彼はいつもと変わらぬ手つきで包丁を使っていく
バスッ シュッ バッ
綺麗なさばく音とともに包丁を動かしているダニエル
それを見るコック長のパン
「おぉ」
あまりの感動に声が出てしまった
そして周りのコックたちも次次に声が出ていた
「おぉ」
「すげぇ」
汗がまな板に垂れるほど暑くなっていた調理場
コンロから出る熱と蛍光灯の明かりでダニエルの顏にはものすごい量の汗が流れていた
ダニエルは汗や鼻水を無視し周りの目も無視しかれこれ10時間以上キッチンにいた
「はぁ・・はぁ・・・」
つい荒い息がもれる
ぜいぜいはあはあ
ぜいぜいはあはあ
息はだんだんあらくなる
汗はより早く地面に垂れる
そしてそれから数分後
「完成だ」
みな少し眠たそうな顏をしていた。
完成した時間は夜中の2時だったからだ
「やっとできたのか?」
目をこすりながらコック長がいった
「はい」
元気だった。
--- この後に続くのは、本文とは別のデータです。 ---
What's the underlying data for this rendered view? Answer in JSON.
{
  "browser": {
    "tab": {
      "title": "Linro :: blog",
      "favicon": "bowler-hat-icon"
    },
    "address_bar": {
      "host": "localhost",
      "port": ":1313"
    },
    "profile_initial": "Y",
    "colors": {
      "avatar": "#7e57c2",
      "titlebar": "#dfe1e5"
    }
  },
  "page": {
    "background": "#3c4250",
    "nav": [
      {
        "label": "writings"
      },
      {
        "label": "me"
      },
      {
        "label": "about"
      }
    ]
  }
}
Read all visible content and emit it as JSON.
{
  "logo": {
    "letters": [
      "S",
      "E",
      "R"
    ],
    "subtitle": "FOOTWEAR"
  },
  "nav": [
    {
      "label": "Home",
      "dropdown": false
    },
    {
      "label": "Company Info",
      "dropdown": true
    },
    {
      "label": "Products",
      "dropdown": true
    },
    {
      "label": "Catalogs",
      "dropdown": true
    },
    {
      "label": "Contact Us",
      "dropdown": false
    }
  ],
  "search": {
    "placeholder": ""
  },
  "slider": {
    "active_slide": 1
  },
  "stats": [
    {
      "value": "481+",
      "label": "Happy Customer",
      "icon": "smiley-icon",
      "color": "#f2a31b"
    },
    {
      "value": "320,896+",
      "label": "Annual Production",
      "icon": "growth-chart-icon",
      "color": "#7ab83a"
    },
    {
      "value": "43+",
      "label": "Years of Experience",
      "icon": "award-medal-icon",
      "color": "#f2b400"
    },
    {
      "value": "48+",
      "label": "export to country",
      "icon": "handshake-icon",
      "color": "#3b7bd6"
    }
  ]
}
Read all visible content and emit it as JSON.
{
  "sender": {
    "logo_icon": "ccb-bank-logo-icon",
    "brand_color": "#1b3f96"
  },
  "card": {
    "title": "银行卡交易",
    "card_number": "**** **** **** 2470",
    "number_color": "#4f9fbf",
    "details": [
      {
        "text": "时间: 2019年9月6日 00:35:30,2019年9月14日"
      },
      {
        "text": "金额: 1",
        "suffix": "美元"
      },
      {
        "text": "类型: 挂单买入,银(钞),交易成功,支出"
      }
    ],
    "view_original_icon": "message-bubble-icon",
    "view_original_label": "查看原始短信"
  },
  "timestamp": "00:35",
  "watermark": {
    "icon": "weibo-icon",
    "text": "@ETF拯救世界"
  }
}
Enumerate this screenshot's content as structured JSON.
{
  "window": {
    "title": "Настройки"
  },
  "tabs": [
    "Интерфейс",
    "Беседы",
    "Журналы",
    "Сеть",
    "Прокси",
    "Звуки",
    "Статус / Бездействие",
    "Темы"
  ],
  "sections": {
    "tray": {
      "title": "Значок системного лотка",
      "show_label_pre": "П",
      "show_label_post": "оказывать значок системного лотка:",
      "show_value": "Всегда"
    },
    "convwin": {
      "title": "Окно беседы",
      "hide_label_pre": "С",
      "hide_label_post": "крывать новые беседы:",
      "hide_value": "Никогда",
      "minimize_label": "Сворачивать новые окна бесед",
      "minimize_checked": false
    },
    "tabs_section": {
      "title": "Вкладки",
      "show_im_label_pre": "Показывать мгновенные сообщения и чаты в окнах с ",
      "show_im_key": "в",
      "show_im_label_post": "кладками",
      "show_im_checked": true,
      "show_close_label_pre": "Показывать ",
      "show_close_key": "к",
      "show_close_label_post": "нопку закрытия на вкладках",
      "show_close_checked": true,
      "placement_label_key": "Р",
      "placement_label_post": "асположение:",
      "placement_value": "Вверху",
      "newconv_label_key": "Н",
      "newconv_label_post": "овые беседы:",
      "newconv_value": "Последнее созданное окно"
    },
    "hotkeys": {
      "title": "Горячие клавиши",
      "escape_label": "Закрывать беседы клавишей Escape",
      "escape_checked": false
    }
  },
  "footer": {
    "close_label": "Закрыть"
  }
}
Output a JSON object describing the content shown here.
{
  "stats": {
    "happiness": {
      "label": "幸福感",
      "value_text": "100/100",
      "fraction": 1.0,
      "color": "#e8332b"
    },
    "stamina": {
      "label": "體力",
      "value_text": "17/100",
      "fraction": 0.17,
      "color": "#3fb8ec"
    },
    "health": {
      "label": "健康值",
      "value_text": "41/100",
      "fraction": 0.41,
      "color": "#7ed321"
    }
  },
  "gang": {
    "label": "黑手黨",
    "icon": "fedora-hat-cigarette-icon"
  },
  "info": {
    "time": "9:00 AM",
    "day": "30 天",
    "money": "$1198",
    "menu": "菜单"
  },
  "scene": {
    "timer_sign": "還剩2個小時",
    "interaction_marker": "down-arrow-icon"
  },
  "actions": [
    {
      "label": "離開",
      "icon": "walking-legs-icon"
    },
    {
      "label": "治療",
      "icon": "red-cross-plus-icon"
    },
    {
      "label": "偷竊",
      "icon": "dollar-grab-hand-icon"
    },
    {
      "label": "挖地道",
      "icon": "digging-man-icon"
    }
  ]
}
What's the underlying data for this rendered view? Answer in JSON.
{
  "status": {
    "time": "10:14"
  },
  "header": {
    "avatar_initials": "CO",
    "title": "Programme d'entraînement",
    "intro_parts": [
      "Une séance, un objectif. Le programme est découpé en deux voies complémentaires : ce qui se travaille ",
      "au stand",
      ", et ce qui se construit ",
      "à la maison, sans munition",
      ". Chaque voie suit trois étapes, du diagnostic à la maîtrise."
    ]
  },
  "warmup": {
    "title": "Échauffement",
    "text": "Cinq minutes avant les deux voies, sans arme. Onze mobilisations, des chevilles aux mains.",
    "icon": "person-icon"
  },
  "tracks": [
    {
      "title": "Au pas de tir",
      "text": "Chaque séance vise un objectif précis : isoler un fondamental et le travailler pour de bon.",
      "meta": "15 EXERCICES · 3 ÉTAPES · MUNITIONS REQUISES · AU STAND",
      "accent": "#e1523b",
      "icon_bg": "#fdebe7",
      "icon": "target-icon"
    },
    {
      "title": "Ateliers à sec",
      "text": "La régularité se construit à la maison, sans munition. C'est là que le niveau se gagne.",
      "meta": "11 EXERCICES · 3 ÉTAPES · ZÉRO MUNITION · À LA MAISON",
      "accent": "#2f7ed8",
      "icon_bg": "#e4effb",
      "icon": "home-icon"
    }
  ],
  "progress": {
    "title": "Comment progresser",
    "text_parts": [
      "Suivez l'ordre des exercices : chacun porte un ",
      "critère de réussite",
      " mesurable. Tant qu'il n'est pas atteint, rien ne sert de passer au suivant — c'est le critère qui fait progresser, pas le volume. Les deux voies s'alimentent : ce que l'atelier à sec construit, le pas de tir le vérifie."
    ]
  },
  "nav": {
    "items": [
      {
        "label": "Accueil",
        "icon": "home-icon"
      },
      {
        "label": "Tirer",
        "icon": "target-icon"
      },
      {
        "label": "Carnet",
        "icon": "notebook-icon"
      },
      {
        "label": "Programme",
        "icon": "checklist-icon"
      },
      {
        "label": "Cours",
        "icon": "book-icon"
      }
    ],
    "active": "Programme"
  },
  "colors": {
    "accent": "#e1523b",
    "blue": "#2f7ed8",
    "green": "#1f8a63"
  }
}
夜中なのにさすがだった
早速ダニエルはその完成したムニエルを母へ届けようとバイクに乗った。
それはまるで出前のおじさんみたいであった。
ムニエル片手にざるそばを持つ人のように真似て持ちバイクを走らせた
ブーン ブンブンブーン
猛烈にデカイバイク音を出しながら母のいるマロン病院へいった
受付で質問されたが予備の差し入れをお姉さんに渡し部屋番号も聞かず走った
はぁはぁはぁはぁはぁはぁ
息は料理している時よりも荒く荒くなっていた
イタリアの病院は24時間開いているのでこういうとき便利であった
208号室 それが母の病室であった
ザ―シャン!というドアを開ける音が鳴りダニエルはムニエルを持ちながら足を運ばせた
がしかし
母はもういなくなっていた
そこへさっき差し入れに持ってきた出来損ないのムニエルを片手に走ってきた受付の女の人がやってきた
「すいません、呼んでも止まらないものですから知っているのとばかり思っていて」
「その・・・」
「なんで・・・」
「え?」
女性は言葉を失った
「なんで」
「なんでなんでなんでなんでなんで?!」
「お客様冷静に」
「なれないよ!!」
凍りつくようなその声に受付女性は体が固まった
その言葉には悲しみと苦労の重みがあったからだ
彼女は黙ってしまった
ダニエルは静かにバザーの元へより彼女の手を取った
ダニエルは泣いた
その涙は今までにないくらいの思いがあった
周りの者はただ見ることしかできなかった
そしてダニエルはバザーの手にムニエルを握らせ病院を出た
外へ出てダニエルは空に向かってこう叫んだ
「いつかもっとおいしいムニエルを作るからね」
言い放った後またあの食堂へ戻っていった
いかがでしょうか?
時に笑いあり涙ありの小説だったと思います。